Volkswagen Golf SV MPV review (2014-2020)
“The Volkswagen Golf SV has a taller roofline than the standard Golf hatchback, making it a practical rival to the Ford C-MAX”
- Huge boot
- Spacious interior
- Solid build quality
- Bland styling
- Firm suspension on GT models
- Expensive top-spec trims
If you love the Volkswagen Golf, but need some more space, the Golf SV takes the iconic hatchback and stretches its proportions. The resulting Ford C-MAX rival isn’t quite an MPV, but it does have more passenger space and a bigger boot, along with a great view out.
Boot space isn’t quite as vast as you’ll find in the Volkswagen Golf Estate, but the Golf SV is easier to get in and out of, which makes it well suited to drivers with small children. Thanks to a range of advanced engines, running costs are low, too, which could even entice some business drivers.
Bridging the gap between the Golf hatchback and Volkswagen Touran MPV, the design of the Golf SV completes the jigsaw puzzle, with the familiar grille and headlights that form VW’s ‘family face’. Tall windows give it a less sporty design than the hatchback, but features like silver roof rails mean the SV looks ready for a trip away with some bikes on the roof.
A key feature of the Golf is its upmarket interior, and here the SV is on a par with the rest of the range. Sharing the same in-car technology and many familiar controls for things like the air-conditioning, the SV feels well equipped and solidly built. MPV-inspired features can be found, too, with picnic tables behind the front seats, a second row that can slide on runners and a front passenger seat that folds flat for carrying long items.

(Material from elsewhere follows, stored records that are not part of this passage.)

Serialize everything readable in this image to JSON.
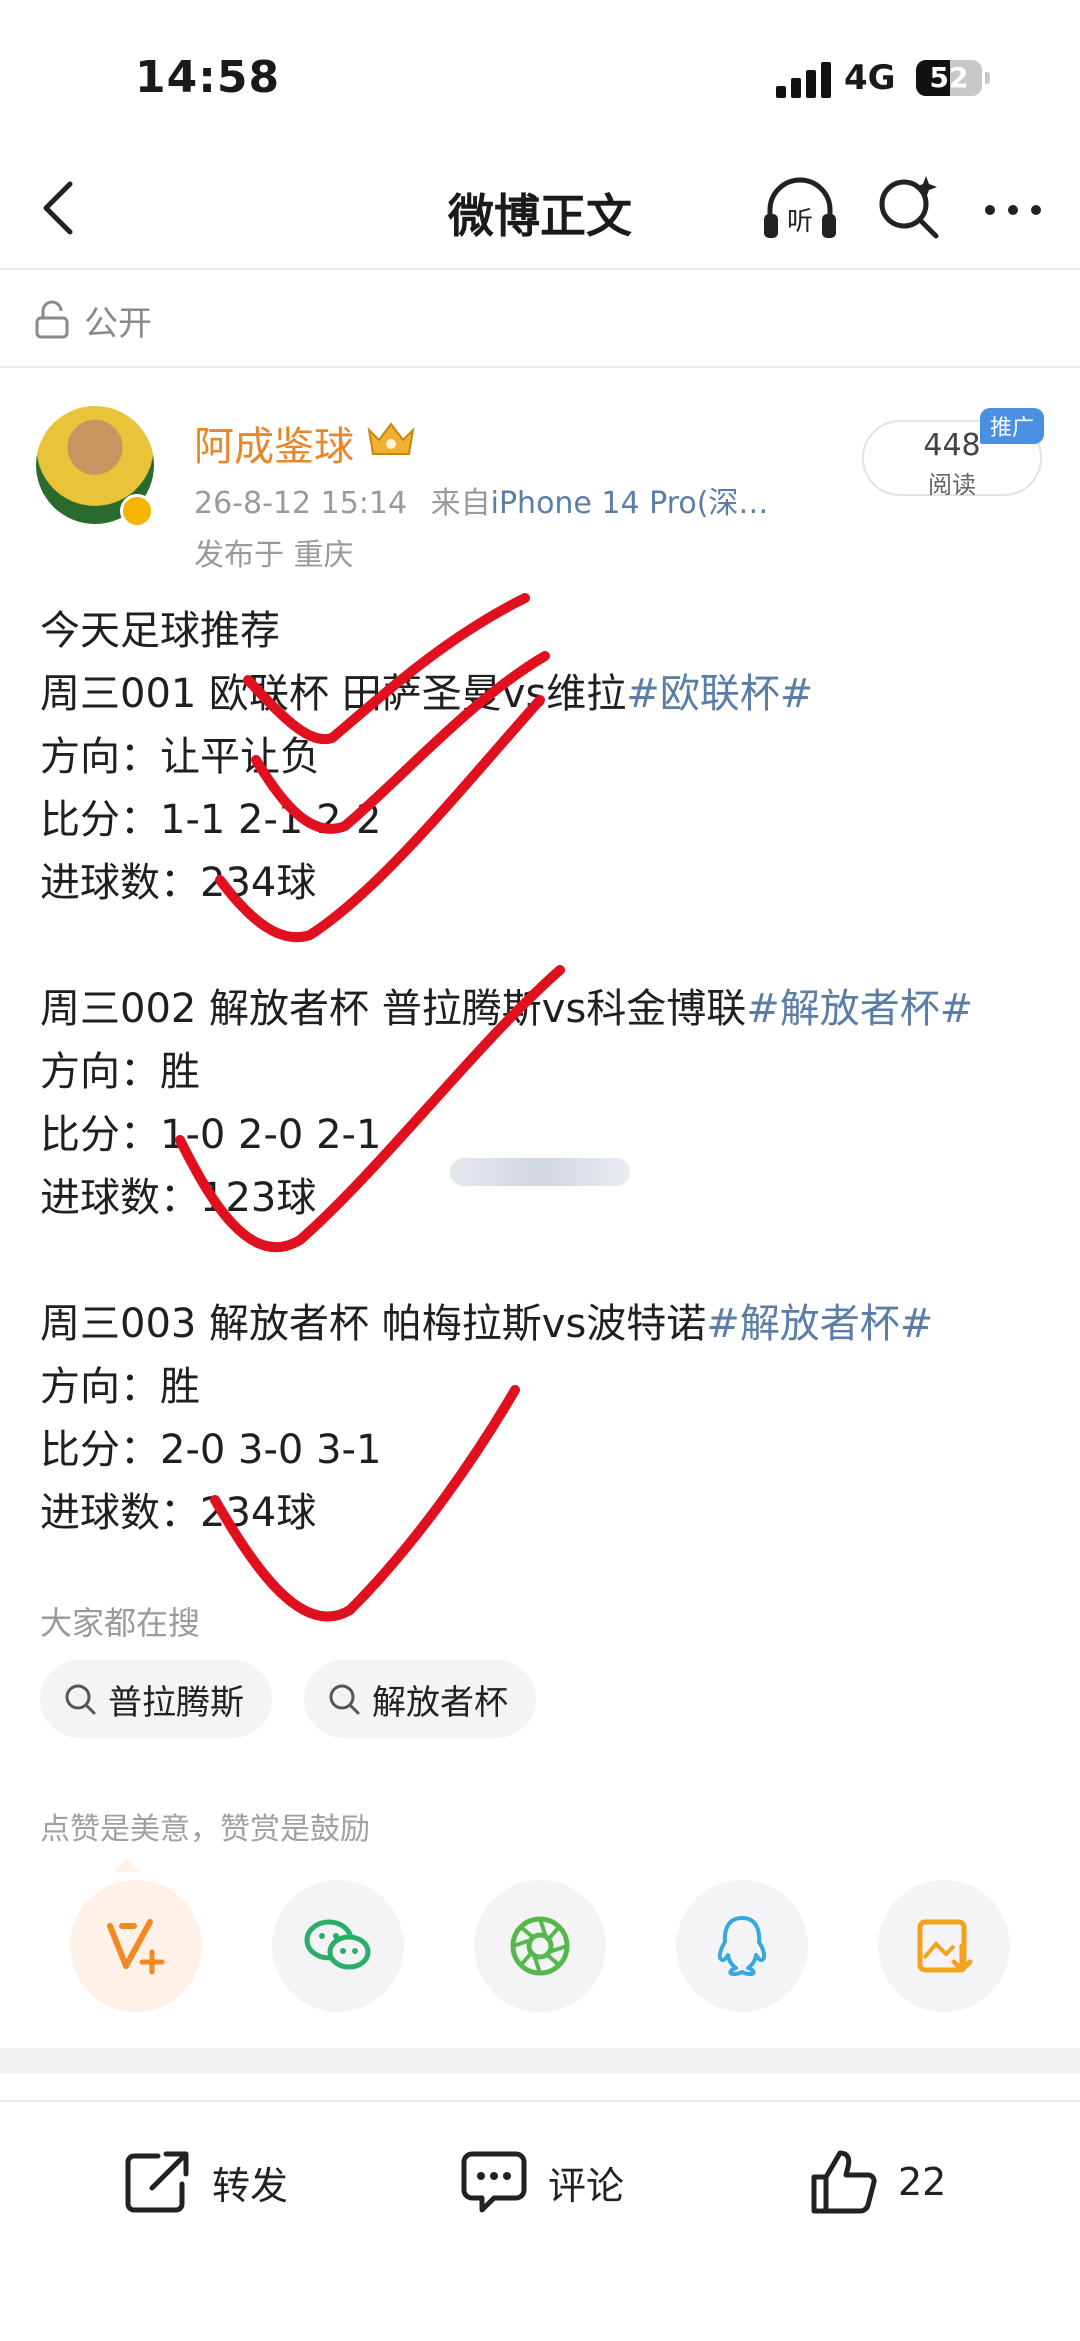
{
  "status_bar": {
    "time": "14:58",
    "network": "4G",
    "battery": "52",
    "battery_level": 0.52
  },
  "nav": {
    "title": "微博正文"
  },
  "visibility": "公开",
  "author": {
    "name": "阿成鉴球",
    "meta_time": "26-8-12 15:14",
    "meta_from": "来自",
    "meta_device": "iPhone 14 Pro(深…",
    "location": "发布于 重庆",
    "reads": "448",
    "reads_label": "阅读",
    "promo": "推广"
  },
  "post": {
    "intro": "今天足球推荐",
    "matches": [
      {
        "title": "周三001 欧联杯 田萨圣曼vs维拉",
        "topic": "#欧联杯#",
        "direction": "方向：让平让负",
        "score": "比分：1-1  2-1  2-2",
        "goals": "进球数：234球"
      },
      {
        "title": "周三002 解放者杯 普拉腾斯vs科金博联",
        "topic": "#解放者杯#",
        "direction": "方向：胜",
        "score": "比分：1-0  2-0  2-1",
        "goals": "进球数：123球"
      },
      {
        "title": "周三003 解放者杯 帕梅拉斯vs波特诺",
        "topic": "#解放者杯#",
        "direction": "方向：胜",
        "score": "比分：2-0  3-0  3-1",
        "goals": "进球数：234球"
      }
    ]
  },
  "hot_search": {
    "title": "大家都在搜",
    "items": [
      "普拉腾斯",
      "解放者杯"
    ]
  },
  "like_note": "点赞是美意，赞赏是鼓励",
  "actions": {
    "repost": "转发",
    "comment": "评论",
    "like_count": "22"
  },
  "colors": {
    "accent_orange": "#e8862a",
    "link_blue": "#5b7ea8",
    "check_red": "#e0101f"
  },
  "icons": [
    "back-icon",
    "listen-icon",
    "search-icon",
    "more-icon",
    "lock-icon",
    "crown-icon",
    "reward-icon",
    "wechat-icon",
    "moments-icon",
    "qq-icon",
    "save-image-icon",
    "repost-icon",
    "comment-icon",
    "like-icon"
  ]
}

The Golf SV benefits from most of the same engines as the hatchback, with petrol engines from 84 to 148bhp and diesels from 113 to 148bhp, most of which come with either a six-speed manual or seven-speed automatic DSG gearbox, offering fast and precise changes without a fuel-economy penalty.
With enough power to make it impressive to drive, the 2.0-litre TDI with 148bhp is a good choice and can still return 52.3mpg. All of the engines are sensible, and any of the petrols will return over 45mpg when fitted with a manual gearbox. The smaller diesel is the economy champion of the range, offering up to 55.4mpg, which might make it a good option for company car drivers.
Using similar trim levels to most other VWs, the Golf SV is available in S, Match and GT versions, with even the S trim getting an eight-inch infotainment screen, Bluetooth, DAB radio and air-conditioning. Match represents the sweet spot in the range, with active cruise control, sat nav, Car-Net smartphone mirroring, parking sensors, alloy wheels, folding picnic tables, leather trim highlights and automatic lights and wipers.
The GT sits at the top of the range, with larger alloys, sportier suspension, ambient lighting and access to online services. Given its high price and the fact it’s only available with a smaller selection of engines, the GT is best avoided; we think the Match offers the best value in the range.
Volkswagen has a great reputation for building strong vehicles and the Golf SV is no exception, with a five-star safety rating from Euro NCAP in 2014. All cars now include autonomous emergency braking, as well as a host of standard airbags and other safety features.
While the Golf SV itself didn’t feature in our 2019 Driver Power customer satisfaction survey, the Golf it’s based on came 41st out of 100 models, receiving praise for its handling, ease of driving and performance.